こうした活動のおかげで、と言いたいところですが、実際には、悪化の一途をたどる地球環境と社会問題の顕在化によって、とくに、気候変動の脅威によって、世界中の政府も企業も、多くの人々も、「これまでどおりは通用しない」という認識を共有するようになり、新たなあり方を模索するようになりました。

ようやく動き出した! あとは時間との戦いに負けずに進んでいけるかどうか……と思っています。

私の師であるデニス・メドウズらが「成長の限界」で、「20年前に取り組みを始めていれば、ずっとラクに、最悪の状況を回避できていたはずなのに」ということをシミュレーションを通じて示したように、また、ナオミ・クラインさんが「地球が燃えている」の中で述べているように、「私たちは「段階的変化」のチャンスを完全に浪費してしまった」、「今日では、20年にわたるはったりと嘘の果てに、残り少ない2度炭素予算が要求するのは、政治的および経済的な覇権に対し、革命的な変化を起こすこと」、「漸進的なアプローチでは、いま必要とされている規模の変革は絶対にできない」、「過激で急激で圧倒的な行動が必要」という状況に陥っているからです。


幸せ研の活動の1つは、毎月の読書会です。幸せ・経済・社会に関わる大事な書籍を読みながら考える会で、106回を数えています。

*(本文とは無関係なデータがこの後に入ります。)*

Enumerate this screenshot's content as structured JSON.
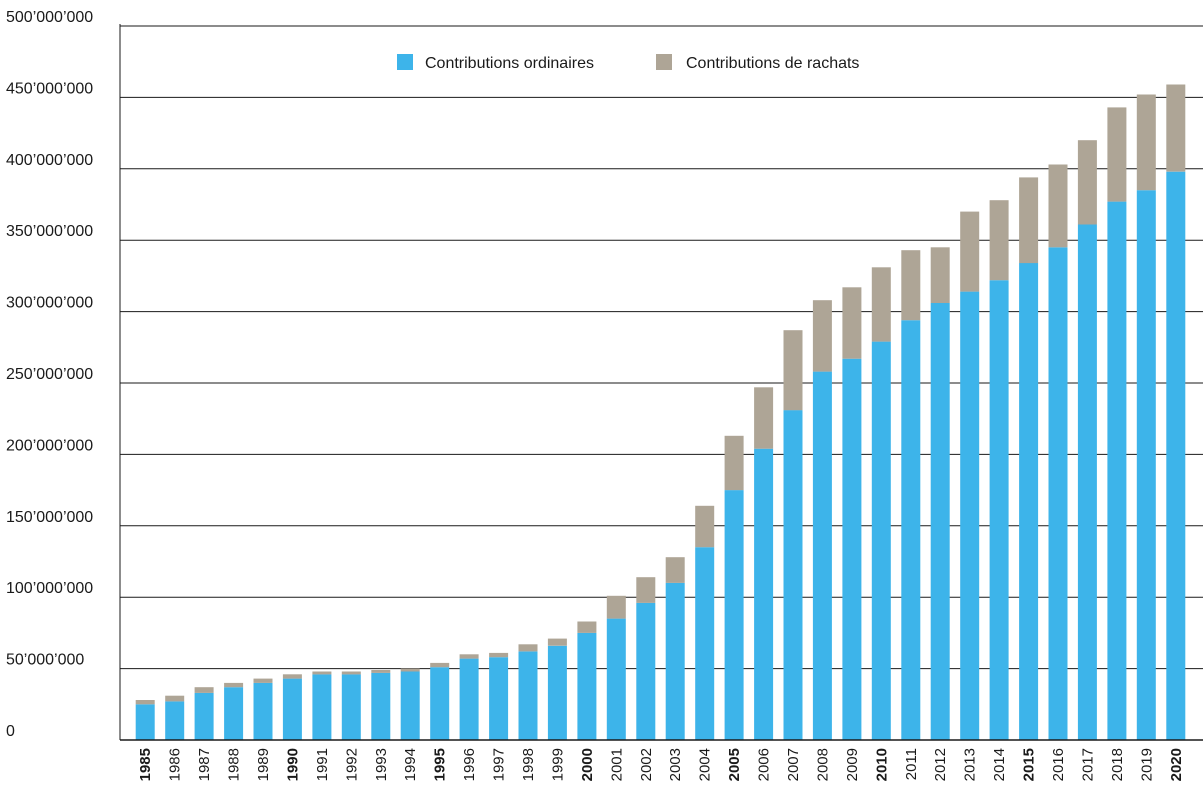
{
  "chart_data": {
    "type": "bar",
    "stacked": true,
    "title": "",
    "xlabel": "",
    "ylabel": "",
    "ylim": [
      0,
      500000000
    ],
    "y_ticks": [
      0,
      50000000,
      100000000,
      150000000,
      200000000,
      250000000,
      300000000,
      350000000,
      400000000,
      450000000,
      500000000
    ],
    "y_tick_labels": [
      "0",
      "50’000’000",
      "100’000’000",
      "150’000’000",
      "200’000’000",
      "250’000’000",
      "300’000’000",
      "350’000’000",
      "400’000’000",
      "450’000’000",
      "500’000’000"
    ],
    "grid": true,
    "legend_position": "top-center",
    "categories": [
      "1985",
      "1986",
      "1987",
      "1988",
      "1989",
      "1990",
      "1991",
      "1992",
      "1993",
      "1994",
      "1995",
      "1996",
      "1997",
      "1998",
      "1999",
      "2000",
      "2001",
      "2002",
      "2003",
      "2004",
      "2005",
      "2006",
      "2007",
      "2008",
      "2009",
      "2010",
      "2011",
      "2012",
      "2013",
      "2014",
      "2015",
      "2016",
      "2017",
      "2018",
      "2019",
      "2020"
    ],
    "bold_categories": [
      "1985",
      "1990",
      "1995",
      "2000",
      "2005",
      "2010",
      "2015",
      "2020"
    ],
    "series": [
      {
        "name": "Contributions ordinaires",
        "color": "#3db4ea",
        "values": [
          25000000,
          27000000,
          33000000,
          37000000,
          40000000,
          43000000,
          46000000,
          46000000,
          47000000,
          48000000,
          51000000,
          57000000,
          58000000,
          62000000,
          66000000,
          75000000,
          85000000,
          96000000,
          110000000,
          135000000,
          175000000,
          204000000,
          231000000,
          258000000,
          267000000,
          279000000,
          294000000,
          306000000,
          314000000,
          322000000,
          334000000,
          345000000,
          361000000,
          377000000,
          385000000,
          398000000
        ]
      },
      {
        "name": "Contributions de rachats",
        "color": "#aea596",
        "values": [
          3000000,
          4000000,
          4000000,
          3000000,
          3000000,
          3000000,
          2000000,
          2000000,
          2000000,
          2000000,
          3000000,
          3000000,
          3000000,
          5000000,
          5000000,
          8000000,
          16000000,
          18000000,
          18000000,
          29000000,
          38000000,
          43000000,
          56000000,
          50000000,
          50000000,
          52000000,
          49000000,
          39000000,
          56000000,
          56000000,
          60000000,
          58000000,
          59000000,
          66000000,
          67000000,
          61000000
        ]
      }
    ]
  }
}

1月にはナオミ・クラインさんの『地球が燃えている』を取り上げました。(音声受講もできます)
https://www.ishes.org/news/2021/inws_id002874.html

また、今月は斉藤幸平さんの『人新世の「資本論」』を取り上げ、多くの参加者とディスカションしながら考えを深めました。(こちらも音声受講ができます)
https://www.ishes.org/news/2021/inws_id002881.html

この2冊は「気候変動にどう対処すべきか」という共通のテーマを取り上げており、2冊読んでみることで視野も考えも広がります。